I do'nt know if I am right or wrong, but I just want to learn more by participating any discussion.

Originally Posted by Dave_Sinkula

Under certain conditions an array is converted to a pointer to the first element (as already mentioned).

Yes. I had to go back to Stroustrup's (page 92). I had misread this information when I first went through it.
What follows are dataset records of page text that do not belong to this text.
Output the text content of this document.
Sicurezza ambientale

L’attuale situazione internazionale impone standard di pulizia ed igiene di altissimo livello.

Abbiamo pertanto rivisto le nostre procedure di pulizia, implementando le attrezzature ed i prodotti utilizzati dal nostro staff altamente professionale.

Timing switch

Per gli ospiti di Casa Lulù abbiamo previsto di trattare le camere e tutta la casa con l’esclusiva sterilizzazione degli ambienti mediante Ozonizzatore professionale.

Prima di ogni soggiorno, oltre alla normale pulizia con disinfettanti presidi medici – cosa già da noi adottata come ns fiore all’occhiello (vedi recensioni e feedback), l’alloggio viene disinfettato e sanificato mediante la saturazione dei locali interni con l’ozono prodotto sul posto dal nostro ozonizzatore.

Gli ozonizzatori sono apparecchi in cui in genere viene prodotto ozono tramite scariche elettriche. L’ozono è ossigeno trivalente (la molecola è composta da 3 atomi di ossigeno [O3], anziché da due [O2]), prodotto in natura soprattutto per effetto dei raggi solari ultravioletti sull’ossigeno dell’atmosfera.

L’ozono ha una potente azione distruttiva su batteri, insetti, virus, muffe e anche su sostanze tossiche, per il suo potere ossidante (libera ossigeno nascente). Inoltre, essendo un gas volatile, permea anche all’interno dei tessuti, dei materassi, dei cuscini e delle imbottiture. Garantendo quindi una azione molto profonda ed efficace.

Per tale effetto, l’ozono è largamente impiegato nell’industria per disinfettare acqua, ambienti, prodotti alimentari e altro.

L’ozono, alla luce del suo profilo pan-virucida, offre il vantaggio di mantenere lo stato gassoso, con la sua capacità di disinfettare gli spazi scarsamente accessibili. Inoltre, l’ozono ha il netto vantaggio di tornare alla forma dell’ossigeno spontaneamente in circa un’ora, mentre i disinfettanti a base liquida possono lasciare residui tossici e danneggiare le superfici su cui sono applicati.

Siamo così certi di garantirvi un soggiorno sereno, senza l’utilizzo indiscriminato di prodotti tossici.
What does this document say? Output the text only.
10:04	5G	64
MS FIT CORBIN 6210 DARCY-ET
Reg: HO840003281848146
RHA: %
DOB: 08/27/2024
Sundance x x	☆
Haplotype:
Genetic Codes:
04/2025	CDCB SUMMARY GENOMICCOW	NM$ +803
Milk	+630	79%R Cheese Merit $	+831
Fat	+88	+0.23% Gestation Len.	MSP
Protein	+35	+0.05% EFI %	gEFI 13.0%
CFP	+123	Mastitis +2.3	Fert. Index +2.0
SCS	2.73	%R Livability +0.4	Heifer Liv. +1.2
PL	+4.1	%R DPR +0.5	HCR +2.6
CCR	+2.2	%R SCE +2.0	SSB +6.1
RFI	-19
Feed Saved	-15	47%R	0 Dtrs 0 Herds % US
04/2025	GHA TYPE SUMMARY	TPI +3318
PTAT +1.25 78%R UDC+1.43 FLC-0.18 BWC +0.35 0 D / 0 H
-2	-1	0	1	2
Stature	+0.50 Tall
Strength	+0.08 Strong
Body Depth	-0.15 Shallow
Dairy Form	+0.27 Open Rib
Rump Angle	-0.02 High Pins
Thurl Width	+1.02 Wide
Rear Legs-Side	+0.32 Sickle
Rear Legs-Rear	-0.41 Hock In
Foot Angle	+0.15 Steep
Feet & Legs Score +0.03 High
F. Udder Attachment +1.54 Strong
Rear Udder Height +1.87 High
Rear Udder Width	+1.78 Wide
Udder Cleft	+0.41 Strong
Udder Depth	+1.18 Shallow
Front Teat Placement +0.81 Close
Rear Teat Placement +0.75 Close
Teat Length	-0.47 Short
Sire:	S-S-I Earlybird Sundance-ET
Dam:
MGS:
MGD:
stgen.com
I apologize

So, int a[4][3], the last element is a[3][2].
When i =3, j = 2, *(&a[0][0] + 4*3 + 2) => *(&a[0][0]+14) = exceeds the array.
I think that it's correct if we modify it as following : a[i][j] ==*(&a[0][0] + 3i + j), and it works with all i in [0,3] and j in [0,2].
Am I correct ?

Yes. Notice that is what I used in my test program.